In fact, Steele argues that if the underlying case for gold and silver is even stronger now than it was six months ago, then short-term volatility may present opportunity rather than danger.
A lower price driven by panic dollar demand can offer a more attractive entry point for buyers and a reminder for long-term holders to focus on the bigger trend, not the daily noise.
Related: How to Diversify Your 401(k) or IRA with Physical Gold
The Real Lesson for Investors
The key takeaway is simple: gold volatility during war does not automatically invalidate the long-term bull case.
Sometimes the first market reaction is not a clean “flight to safety” into metals. Sometimes it is a rush into dollars because the global system still runs on dollars, especially when energy markets are under stress.
That can create a short-term contradiction where the dollar rises in foreign exchange markets while Americans continue to feel inflation and declining purchasing power at home.
In other words, the market can reward the dollar temporarily even as the deeper dollar story keeps getting worse.
Temporary Pressure
For investors who believe in sound money, this kind of environment should not be confusing once the mechanics are understood.
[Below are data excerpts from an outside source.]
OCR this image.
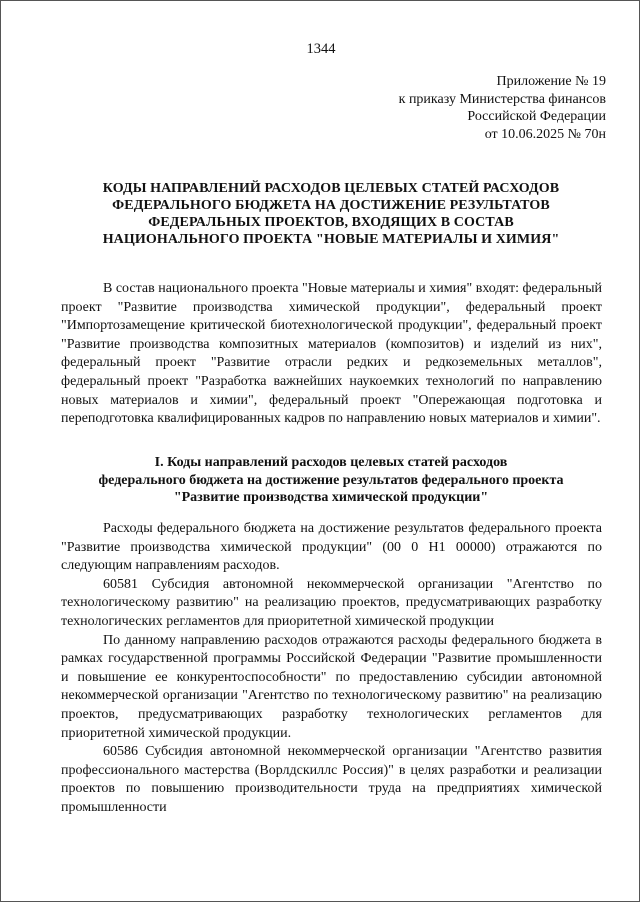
1344
Приложение № 19
к приказу Министерства финансов
Российской Федерации
от 10.06.2025 № 70н
КОДЫ НАПРАВЛЕНИЙ РАСХОДОВ ЦЕЛЕВЫХ СТАТЕЙ РАСХОДОВ
ФЕДЕРАЛЬНОГО БЮДЖЕТА НА ДОСТИЖЕНИЕ РЕЗУЛЬТАТОВ
ФЕДЕРАЛЬНЫХ ПРОЕКТОВ, ВХОДЯЩИХ В СОСТАВ
НАЦИОНАЛЬНОГО ПРОЕКТА "НОВЫЕ МАТЕРИАЛЫ И ХИМИЯ"

В состав национального проекта "Новые материалы и химия" входят: федеральный проект "Развитие производства химической продукции", федеральный проект "Импортозамещение критической биотехнологической продукции", федеральный проект "Развитие производства композитных материалов (композитов) и изделий из них", федеральный проект "Развитие отрасли редких и редкоземельных металлов", федеральный проект "Разработка важнейших наукоемких технологий по направлению новых материалов и химии", федеральный проект "Опережающая подготовка и переподготовка квалифицированных кадров по направлению новых материалов и химии".

I. Коды направлений расходов целевых статей расходов
федерального бюджета на достижение результатов федерального проекта
"Развитие производства химической продукции"

Расходы федерального бюджета на достижение результатов федерального проекта "Развитие производства химической продукции" (00 0 Н1 00000) отражаются по следующим направлениям расходов.

60581 Субсидия автономной некоммерческой организации "Агентство по технологическому развитию" на реализацию проектов, предусматривающих разработку технологических регламентов для приоритетной химической продукции

По данному направлению расходов отражаются расходы федерального бюджета в рамках государственной программы Российской Федерации "Развитие промышленности и повышение ее конкурентоспособности" по предоставлению субсидии автономной некоммерческой организации "Агентство по технологическому развитию" на реализацию проектов, предусматривающих разработку технологических регламентов для приоритетной химической продукции.

60586 Субсидия автономной некоммерческой организации "Агентство развития профессионального мастерства (Ворлдскиллс Россия)" в целях разработки и реализации проектов по повышению производительности труда на предприятиях химической промышленности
War can create a temporary dollar squeeze.
That squeeze can pressure gold and silver in the short run. But the long-term drivers behind precious metals, inflation, debt, deficits, and currency debasement, often remain firmly in place.
So the next time gold fails to surge instantly during a geopolitical crisis, do not assume the thesis is broken.
Look at the dollar. Look at oil. Look at inflation. Look at the Fed.
That is where the real story begins.